Implied volatility for three-month options on the U.S. dollar versus the loonie touched 5.98 percent, the lowest level since Jan. 24. Implied volatility signals the expected pace of currency swings and is quoted by traders to set option prices. It reached 6.85 percent on Jan. 28, the highest since Oct. 31.
Canada’s 10-year government bond ended the day little changed. The benchmark security’s yield traded at 1.99 percent after falling earlier to 1.98 percent as investors sought safety. The price of the 2.75 percent security due in June 2022 rose as much as 18 cents to C$106.57 before ending the day at C$106.40, up less than 1 cent.
The Canadian economy added 5,000 jobs in January, down from a revised 31,200 the month before, economists in a Bloomberg survey estimated before the government reports the figures tomorrow. The unemployment rate will rise to 7.2 percent from 7.1 percent, according to a separate survey.
“The big thing will be tomorrow’s employment data, so I think we’re going to stay in familiar ranges against the U.S. dollar until we see that data,” Matthew Perrier, director of foreign exchange at the Bank of Montreal, said in a telephone interview from Toronto. “If we see a little giveback of the strong employment gains of the last two months, we’ll probably see Canada weaken off.”
The loonie will trade between parity and 99.50 cents per U.S. dollar before the jobs data tomorrow, Perrier said.
It will end the first quarter at 99 cents per U.S. dollar and trade at 98 cents at year-end, according to the median estimate in a Bloomberg survey of 48 economists.
The Canadian dollar reached its strongest point in two weeks versus the euro after the ECB kept its benchmark interest rate at a record-low 0.75 percent and Draghi spoke to reporters.
The ECB chief said policy makers want to see if the euro’s rise “is sustained, and if it alters our assessment of the risks to price stability.” The shared currency has gained versus all of its 16 most-traded peers over the past six months.
The loonie climbed as much as 0.9 percent to C$1.3340 per euro today, the highest since Jan. 24.
Canada’s dollar has declined less than 0.1 percent this year against nine developed-nation peers monitored by the Bloomberg Correlation-Weighted Indexes. The greenback has gained 0.6 percent, and the euro has been the biggest winner, climbing 2.3 percent.
U.S. stocks dropped after government reports showed employee output per hour in America decreased in the fourth quarter at a 2 percent annual rate, the worst performance in almost two years. U.S. jobless claims declined to 366,000 last week, versus a Bloomberg survey’s forecast of 360,000. The Standard & Poor’s 500 Index fell as much as 0.9 percent before paring the loss to 0.2 percent.

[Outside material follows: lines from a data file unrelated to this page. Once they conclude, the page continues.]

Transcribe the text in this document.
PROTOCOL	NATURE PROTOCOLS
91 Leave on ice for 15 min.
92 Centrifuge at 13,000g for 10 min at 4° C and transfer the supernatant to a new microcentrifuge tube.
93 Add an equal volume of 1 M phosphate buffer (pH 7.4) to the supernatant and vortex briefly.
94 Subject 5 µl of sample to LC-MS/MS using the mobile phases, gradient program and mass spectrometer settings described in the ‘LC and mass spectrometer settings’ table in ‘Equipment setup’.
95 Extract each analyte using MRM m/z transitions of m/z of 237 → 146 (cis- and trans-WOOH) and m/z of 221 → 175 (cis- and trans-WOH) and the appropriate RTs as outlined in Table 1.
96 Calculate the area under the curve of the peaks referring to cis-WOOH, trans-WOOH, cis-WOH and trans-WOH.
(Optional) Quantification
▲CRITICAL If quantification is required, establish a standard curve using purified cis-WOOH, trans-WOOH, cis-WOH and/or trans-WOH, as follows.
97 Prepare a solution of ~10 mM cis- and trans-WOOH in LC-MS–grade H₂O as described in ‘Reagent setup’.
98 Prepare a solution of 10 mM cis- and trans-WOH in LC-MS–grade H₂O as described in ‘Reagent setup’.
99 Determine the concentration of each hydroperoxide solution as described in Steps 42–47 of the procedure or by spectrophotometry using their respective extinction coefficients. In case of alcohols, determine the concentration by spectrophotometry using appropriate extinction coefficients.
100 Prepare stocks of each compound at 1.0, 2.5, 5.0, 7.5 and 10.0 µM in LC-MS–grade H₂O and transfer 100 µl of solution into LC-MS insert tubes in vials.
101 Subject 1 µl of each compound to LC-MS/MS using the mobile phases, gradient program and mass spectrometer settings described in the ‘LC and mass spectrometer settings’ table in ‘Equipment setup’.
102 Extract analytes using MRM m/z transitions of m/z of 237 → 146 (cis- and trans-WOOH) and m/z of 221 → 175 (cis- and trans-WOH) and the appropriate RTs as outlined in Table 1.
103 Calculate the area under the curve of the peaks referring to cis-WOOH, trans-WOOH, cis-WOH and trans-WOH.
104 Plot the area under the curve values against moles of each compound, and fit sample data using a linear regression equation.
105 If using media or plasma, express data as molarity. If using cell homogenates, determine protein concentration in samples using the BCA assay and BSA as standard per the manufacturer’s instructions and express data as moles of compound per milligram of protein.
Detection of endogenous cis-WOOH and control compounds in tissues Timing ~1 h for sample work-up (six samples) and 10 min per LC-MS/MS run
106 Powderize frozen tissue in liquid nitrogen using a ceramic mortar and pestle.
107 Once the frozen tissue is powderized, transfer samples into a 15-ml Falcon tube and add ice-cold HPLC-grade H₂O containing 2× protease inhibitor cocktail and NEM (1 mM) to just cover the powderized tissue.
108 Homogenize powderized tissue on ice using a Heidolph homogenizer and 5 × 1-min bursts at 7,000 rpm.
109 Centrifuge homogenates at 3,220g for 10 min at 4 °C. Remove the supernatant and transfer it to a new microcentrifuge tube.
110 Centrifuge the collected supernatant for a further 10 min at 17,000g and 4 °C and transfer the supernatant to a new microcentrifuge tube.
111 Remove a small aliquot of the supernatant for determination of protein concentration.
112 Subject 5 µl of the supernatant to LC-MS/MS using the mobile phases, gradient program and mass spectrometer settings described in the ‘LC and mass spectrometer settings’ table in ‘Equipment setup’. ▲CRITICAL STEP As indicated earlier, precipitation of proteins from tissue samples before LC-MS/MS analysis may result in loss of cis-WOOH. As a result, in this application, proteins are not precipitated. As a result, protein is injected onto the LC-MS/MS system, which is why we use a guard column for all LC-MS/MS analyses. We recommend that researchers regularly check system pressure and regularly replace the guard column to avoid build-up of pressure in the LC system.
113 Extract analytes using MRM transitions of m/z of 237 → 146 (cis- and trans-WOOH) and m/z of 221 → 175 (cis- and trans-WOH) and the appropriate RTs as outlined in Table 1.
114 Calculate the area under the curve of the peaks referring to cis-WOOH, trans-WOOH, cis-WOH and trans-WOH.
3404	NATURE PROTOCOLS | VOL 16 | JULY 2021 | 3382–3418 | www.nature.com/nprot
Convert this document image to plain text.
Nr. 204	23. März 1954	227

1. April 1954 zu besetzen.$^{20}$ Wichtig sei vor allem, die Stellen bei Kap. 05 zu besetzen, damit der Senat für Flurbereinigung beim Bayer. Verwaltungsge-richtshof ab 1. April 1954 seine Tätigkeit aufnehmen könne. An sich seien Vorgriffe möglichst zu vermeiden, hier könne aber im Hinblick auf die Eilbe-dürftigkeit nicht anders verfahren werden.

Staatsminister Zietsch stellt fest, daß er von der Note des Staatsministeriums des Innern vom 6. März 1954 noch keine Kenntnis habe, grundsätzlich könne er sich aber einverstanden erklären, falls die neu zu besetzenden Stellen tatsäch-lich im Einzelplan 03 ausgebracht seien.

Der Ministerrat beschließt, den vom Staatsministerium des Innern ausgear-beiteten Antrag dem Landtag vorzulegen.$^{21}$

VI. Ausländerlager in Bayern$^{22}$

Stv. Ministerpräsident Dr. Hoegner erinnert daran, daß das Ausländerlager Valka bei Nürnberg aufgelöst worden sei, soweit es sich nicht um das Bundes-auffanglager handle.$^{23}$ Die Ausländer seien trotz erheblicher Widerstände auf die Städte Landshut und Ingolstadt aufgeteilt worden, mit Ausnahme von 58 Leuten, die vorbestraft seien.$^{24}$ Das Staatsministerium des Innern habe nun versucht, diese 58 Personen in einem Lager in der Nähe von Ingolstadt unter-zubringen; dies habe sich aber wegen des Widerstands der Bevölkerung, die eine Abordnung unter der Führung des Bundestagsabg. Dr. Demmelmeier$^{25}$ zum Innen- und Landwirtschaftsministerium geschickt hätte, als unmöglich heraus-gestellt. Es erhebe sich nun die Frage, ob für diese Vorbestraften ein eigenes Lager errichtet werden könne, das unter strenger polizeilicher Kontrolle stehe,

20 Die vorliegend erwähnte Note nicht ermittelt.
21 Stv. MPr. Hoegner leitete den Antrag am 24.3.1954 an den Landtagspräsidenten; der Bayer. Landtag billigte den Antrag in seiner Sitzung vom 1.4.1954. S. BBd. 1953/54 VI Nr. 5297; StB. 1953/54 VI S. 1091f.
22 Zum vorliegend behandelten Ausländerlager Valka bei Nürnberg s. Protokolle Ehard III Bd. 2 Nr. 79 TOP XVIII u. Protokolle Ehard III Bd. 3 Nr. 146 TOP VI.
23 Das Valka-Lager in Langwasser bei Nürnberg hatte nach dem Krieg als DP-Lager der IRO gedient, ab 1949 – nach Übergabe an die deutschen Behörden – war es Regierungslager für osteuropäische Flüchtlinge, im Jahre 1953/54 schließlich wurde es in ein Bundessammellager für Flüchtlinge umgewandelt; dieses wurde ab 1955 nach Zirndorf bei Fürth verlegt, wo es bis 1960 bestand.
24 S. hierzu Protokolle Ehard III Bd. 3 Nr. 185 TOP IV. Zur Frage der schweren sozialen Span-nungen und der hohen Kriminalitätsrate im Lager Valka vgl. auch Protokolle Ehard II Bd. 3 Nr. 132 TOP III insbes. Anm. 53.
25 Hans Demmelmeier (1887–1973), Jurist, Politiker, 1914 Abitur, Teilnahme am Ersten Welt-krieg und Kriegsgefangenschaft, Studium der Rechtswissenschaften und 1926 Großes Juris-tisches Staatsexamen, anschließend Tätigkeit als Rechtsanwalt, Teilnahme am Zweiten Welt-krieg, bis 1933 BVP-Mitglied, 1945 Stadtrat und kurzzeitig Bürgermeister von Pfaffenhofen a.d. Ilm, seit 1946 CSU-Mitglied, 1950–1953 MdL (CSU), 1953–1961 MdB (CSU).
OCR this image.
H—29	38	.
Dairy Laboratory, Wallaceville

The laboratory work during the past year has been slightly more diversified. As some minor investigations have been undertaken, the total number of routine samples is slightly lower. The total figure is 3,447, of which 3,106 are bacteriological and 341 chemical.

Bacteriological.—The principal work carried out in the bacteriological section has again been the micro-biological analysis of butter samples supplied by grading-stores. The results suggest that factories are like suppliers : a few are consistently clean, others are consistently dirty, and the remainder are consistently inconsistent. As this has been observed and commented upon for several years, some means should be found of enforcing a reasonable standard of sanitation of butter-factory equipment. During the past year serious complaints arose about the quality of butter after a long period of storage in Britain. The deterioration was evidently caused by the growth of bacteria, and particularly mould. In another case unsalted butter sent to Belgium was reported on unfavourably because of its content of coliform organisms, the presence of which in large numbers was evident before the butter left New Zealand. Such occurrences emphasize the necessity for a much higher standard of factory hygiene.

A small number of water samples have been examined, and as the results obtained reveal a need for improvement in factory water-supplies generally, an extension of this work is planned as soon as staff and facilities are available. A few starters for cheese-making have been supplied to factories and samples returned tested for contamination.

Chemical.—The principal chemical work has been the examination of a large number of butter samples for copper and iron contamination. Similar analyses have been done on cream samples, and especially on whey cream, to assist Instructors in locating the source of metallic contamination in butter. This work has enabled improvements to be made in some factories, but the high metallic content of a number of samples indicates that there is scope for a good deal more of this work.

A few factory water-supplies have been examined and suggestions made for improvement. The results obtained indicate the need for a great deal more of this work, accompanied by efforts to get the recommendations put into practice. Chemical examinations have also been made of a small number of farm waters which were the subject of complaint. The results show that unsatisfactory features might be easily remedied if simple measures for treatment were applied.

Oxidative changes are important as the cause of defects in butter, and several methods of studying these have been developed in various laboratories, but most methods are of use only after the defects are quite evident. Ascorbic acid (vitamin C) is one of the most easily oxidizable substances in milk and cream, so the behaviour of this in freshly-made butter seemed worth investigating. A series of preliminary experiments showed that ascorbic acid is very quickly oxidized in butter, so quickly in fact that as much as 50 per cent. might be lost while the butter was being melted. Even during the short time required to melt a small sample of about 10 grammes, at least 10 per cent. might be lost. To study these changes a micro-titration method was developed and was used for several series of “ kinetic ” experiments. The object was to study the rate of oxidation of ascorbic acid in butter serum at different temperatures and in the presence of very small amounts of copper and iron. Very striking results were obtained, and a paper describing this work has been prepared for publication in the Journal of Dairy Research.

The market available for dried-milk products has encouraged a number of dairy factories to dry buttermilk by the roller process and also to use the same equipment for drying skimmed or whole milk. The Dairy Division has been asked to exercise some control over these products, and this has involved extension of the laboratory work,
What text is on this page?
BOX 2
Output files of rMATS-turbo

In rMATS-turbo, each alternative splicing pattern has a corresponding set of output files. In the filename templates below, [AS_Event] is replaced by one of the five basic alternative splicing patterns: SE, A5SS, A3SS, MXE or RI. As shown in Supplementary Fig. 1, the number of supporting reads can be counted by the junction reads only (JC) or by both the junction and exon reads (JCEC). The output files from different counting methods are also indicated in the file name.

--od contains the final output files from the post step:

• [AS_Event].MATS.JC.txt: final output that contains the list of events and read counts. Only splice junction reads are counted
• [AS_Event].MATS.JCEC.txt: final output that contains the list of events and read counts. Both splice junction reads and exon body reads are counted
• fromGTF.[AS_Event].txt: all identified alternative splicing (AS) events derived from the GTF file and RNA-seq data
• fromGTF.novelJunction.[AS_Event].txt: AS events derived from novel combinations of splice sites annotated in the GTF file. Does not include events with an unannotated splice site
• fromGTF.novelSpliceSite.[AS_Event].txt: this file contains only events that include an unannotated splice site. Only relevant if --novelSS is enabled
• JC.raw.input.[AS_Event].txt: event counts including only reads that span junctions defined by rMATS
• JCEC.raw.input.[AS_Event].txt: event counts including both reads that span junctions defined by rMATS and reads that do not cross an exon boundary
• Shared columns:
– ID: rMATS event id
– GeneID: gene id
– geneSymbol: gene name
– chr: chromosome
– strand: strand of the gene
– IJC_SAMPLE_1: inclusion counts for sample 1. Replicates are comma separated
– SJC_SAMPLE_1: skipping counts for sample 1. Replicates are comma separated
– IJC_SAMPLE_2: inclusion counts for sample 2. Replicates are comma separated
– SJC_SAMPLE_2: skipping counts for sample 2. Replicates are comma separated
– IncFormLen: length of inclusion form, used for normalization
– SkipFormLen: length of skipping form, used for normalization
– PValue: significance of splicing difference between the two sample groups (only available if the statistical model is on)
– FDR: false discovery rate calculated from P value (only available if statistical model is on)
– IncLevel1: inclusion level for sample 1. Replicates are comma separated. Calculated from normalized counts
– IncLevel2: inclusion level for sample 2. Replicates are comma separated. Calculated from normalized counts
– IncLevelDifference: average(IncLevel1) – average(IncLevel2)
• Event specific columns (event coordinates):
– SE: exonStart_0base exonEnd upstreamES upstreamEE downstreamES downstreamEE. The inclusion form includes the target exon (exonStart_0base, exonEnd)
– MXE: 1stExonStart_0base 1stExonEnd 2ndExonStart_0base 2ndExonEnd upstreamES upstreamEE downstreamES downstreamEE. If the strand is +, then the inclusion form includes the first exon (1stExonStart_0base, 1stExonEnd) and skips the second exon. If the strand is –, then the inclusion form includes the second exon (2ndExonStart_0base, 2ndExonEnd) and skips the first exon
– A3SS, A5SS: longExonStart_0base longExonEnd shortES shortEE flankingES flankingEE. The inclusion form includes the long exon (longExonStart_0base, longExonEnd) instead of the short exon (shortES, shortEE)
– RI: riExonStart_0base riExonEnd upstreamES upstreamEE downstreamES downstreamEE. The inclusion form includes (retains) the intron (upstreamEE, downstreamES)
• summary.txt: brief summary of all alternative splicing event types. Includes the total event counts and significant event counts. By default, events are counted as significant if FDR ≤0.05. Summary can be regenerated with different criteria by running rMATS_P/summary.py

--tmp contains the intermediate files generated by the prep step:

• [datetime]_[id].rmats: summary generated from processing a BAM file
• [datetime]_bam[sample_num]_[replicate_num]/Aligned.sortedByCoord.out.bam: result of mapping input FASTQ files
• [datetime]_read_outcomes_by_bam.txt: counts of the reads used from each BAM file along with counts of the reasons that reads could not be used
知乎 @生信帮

Crude oil for March delivery lost 0.7 percent to $95.95 per barrel in New York. It touched $95.04 yesterday, the lowest level since Jan. 23.
Standard & Poor’s GSCI Index of 24 commodities declined 0.3 percent. Raw materials including oil account almost half of Canada’s export revenue. Australia and New Zealand also export commodities. The Aussie was down 0.4 percent against the greenback today and New Zealand’s dollar, nicknamed the kiwi, lost 0.8 percent.
The loonie fell earlier against the greenback as Canadian building permits tumbled 11.2 percent in December, versus a Bloomberg survey’s forecast for a 5 percent increase.
“Those building-permits numbers were extremely poor,” John Curran, senior vice president at Canadianforex Ltd., an online foreign-exchange dealer, said by phone from Toronto. “But the real occurrence is going to be tomorrow’s employment data. That’s what everyone’s waiting on.”